Australia’s da Vinci

David Unaipon (1872 – 1967), a Ngarrindjeri man of the Coorong region of South Australia, was an author, inventor, evangelical preacher, and political activist. His many significant accomplishments during a period that book-ends Australian federation challenged the prejudiced stereotypes held about Aboriginal people.

Unaipon spent much of his life reading science books and was particularly fascinated by perpetual motion. His deep understanding of the fundamental principles of physics led to his most successful invention, a sheep-shearing handpiece that converts curvilinear motion into the straight-line movement. This design, partially patented in 1909 greatly improved the efficiency of the cutting blades and is still in use today.

His helicopter design in 1914, based on the aerodynamics of the boomerang, pre-dates the manufacture of the world’s first ‘hovering aircraft’ by 25 years.

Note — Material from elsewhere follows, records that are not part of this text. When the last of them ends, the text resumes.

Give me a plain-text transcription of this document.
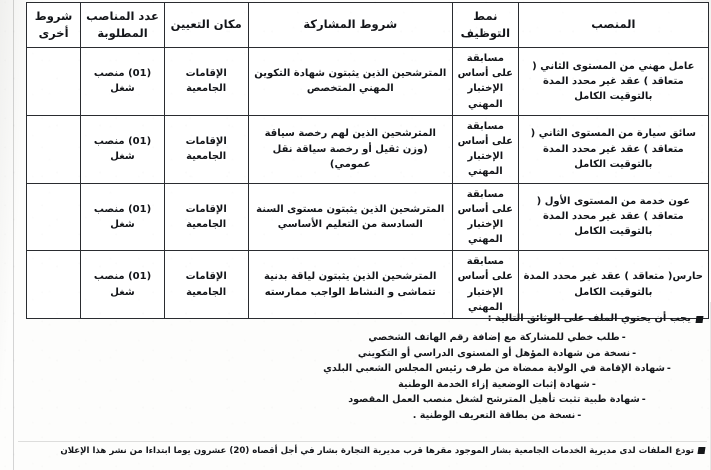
المنصب	نمط التوظيف	شروط المشاركة	مكان التعيين	عدد المناصب المطلوبة	شروط أخرى
عامل مهني من المستوى الثاني ( متعاقد ) عقد غير محدد المدة بالتوقيت الكامل	مسابقة على أساس الإختبار المهني	المترشحين الذين يثبتون شهادة التكوين المهني المتخصص	الإقامات الجامعية	(01) منصب شغل	
سائق سيارة من المستوى الثاني ( متعاقد ) عقد غير محدد المدة بالتوقيت الكامل	مسابقة على أساس الإختبار المهني	المترشحين الذين لهم رخصة سياقة (وزن ثقيل أو رخصة سياقة نقل عمومي)	الإقامات الجامعية	(01) منصب شغل	
عون خدمة من المستوى الأول ( متعاقد ) عقد غير محدد المدة بالتوقيت الكامل	مسابقة على أساس الإختبار المهني	المترشحين الذين يثبتون مستوى السنة السادسة من التعليم الأساسي	الإقامات الجامعية	(01) منصب شغل	
حارس( متعاقد ) عقد غير محدد المدة بالتوقيت الكامل	مسابقة على أساس الإختبار المهني	المترشحين الذين يثبتون لياقة بدنية تتماشى و النشاط الواجب ممارسته	الإقامات الجامعية	(01) منصب شغل	
يجب أن يحتوي الملف على الوثائق التالية :
-طلب خطي للمشاركة مع إضافة رقم الهاتف الشخصي
-نسخة من شهادة المؤهل أو المستوى الدراسي أو التكويني
-شهادة الإقامة في الولاية ممضاة من طرف رئيس المجلس الشعبي البلدي
-شهادة إثبات الوضعية إزاء الخدمة الوطنية
-شهادة طبية تثبت تأهيل المترشح لشغل منصب العمل المقصود
-نسخة من بطاقة التعريف الوطنية .
تودع الملفات لدى مديرية الخدمات الجامعية بشار الموجود مقرها قرب مديرية التجارة بشار في أجل أقصاه (20) عشرون يوما ابتداءا من نشر هذا الإعلان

His research into the polarisation of light points to him also being a pioneer in the field of photonics. In an interview published in the Daily Herald (Adelaide, SA 1/6/1914) he said; “We are gradually coming to the age when we might expect to be able to hurl electricity, like Nature does, for instance, in the shape of lightning.”

Unaipon\’s legacy has been re-examined in more recent times, and his image along with his shearing shears design has been on the Australian $50 banknote since 1995.